In Port au Prince, Haitians Are Helping Each Other with Their Hands and the Few Tools They Can Find
By Ansel Herz
Special to The Narco News Bulletin
PORT AU PRINCE, HAITI, JANUARY 14, 2010: The roof of Haiti’s national penitentiary is missing. The four walls of the prison rise up and break off, leaving only the empty sky overhead.
The gate to the jail in downtown Port-Au-Prince is wide open; the prisoners and police are all gone. Bystanders walk freely in and out, stepping over the still-hot smoldering remains of the facility’s ceiling. The 7.0 magnitude earthquake on Tuesday afternoon broke it to pieces.
“I don’t know if he’s alive or not alive,” said Margaret Barnett, whose son was a prisoner. “My house is crushed down. I’m just out in the street looking for family members.”
“Where is the help?” she asked. The former government employee spits the question again and again, hands on her hips. “Where is the help? Is the UN really here? Does America really help Haiti?”
In the absence of any visible relief effort in the city, the help came from small groups of Haitians working together. Citizens turned into aid workers and rescuers. Lone doctors roamed the streets, offering assistance.
At the crumbling national cathedral, a dozen men and women crowded around a man swinging a pickaxe to pry open the space for a dusty, near-dead looking woman to squeeze through and escape.
The night of the quake, a group of friends pulled bricks out from under a collapsed home, clearing a narrow zig-zagging path towards the sound of a child crying out beneath the rubble.
Two buildings over, Joseph Matherenne cried as he directed the faint light of his cell phone’s screen over the bloody corpse of his 23-year-old brother. His body is draped over the rubble of the office where he worked as a video technician. Unlike most of the bodies in the street, there was no blanket to cover his face.
Central Port-Au-Prince resembles a war zone. Some buildings are standing, unharmed. Those that were damaged tended to collapse completely, spilling into the street on top of cars and telephone poles.
In the day following the quake there was no widespread violence. Guns, knives and theft weren’t seen on the streets, lined only with family after family carrying only their belongings. They voiced their anger and frustration with sad songs that echoed throughout the night, not their fists.
“Only in the movies have I seen this,” said 33-year-old Jacques Nicholas, who jumped a wall as the house where he was playing dominoes tumbled. “When American send missiles to Iraq, that’s what I see. When Israel do that to Gaza, that’s what I see here.” Late at night, Nicholas heard false rumors that a tsunami was coming and he joined a torrent of people walking away from the water.
Nobody knows what to expect. Some people said Haiti needs a strong international intervention – a coordinated aid effort from all the big countries.
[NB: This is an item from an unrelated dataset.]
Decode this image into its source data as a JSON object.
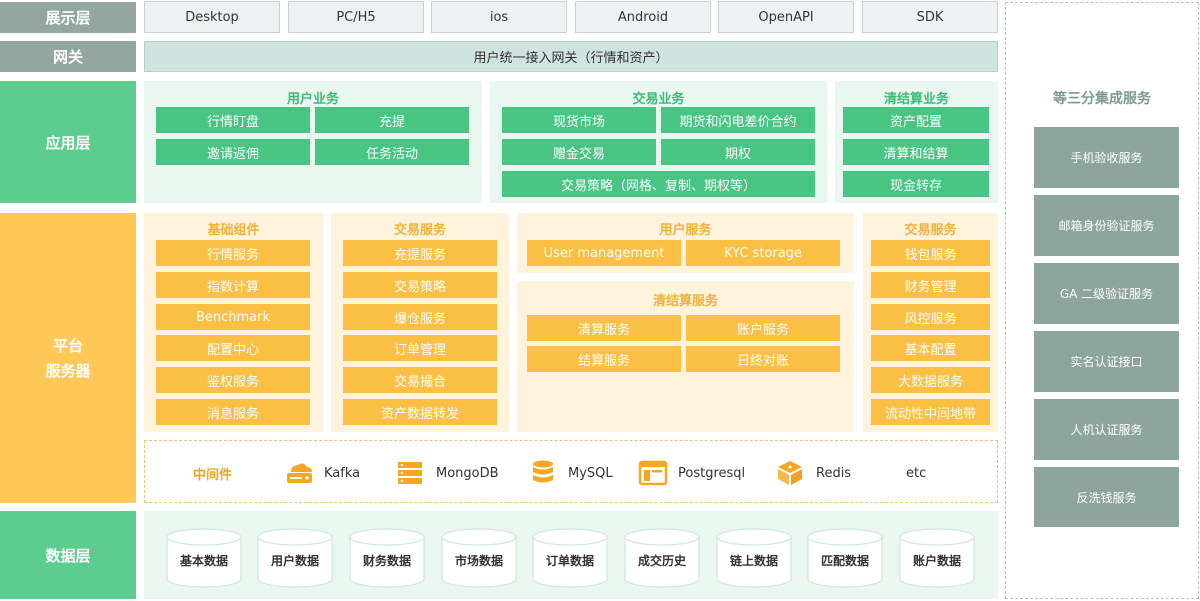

But it was evident on the streets that no immediate cavalry of rescue workers was on the way from America and other nations.
“My situation is not that bad,” said Nicholas, “but overall the other people’s situation is worse than mine. So it affects me. Everybody wants to help out, but we can’t do nothing.”
Haitians are doing only what they can. Helping each other with their hands and the few tools they can find, they lack the resources to coordinate a multi-faceted reconstruction effort.
A popular radio host here reminded everyone that the strength of the Haitian people cannot be underestimated, posting on his Twitter: “We can re-build! We overcame greater challenges in 1804” – the year Haiti threw off the yoke of colonial slavery in a mass revolt. As the days tick by and the bodies pile up, it will take bold vision and hard work on that scale for Haiti to recover from Tuesday’s tremors.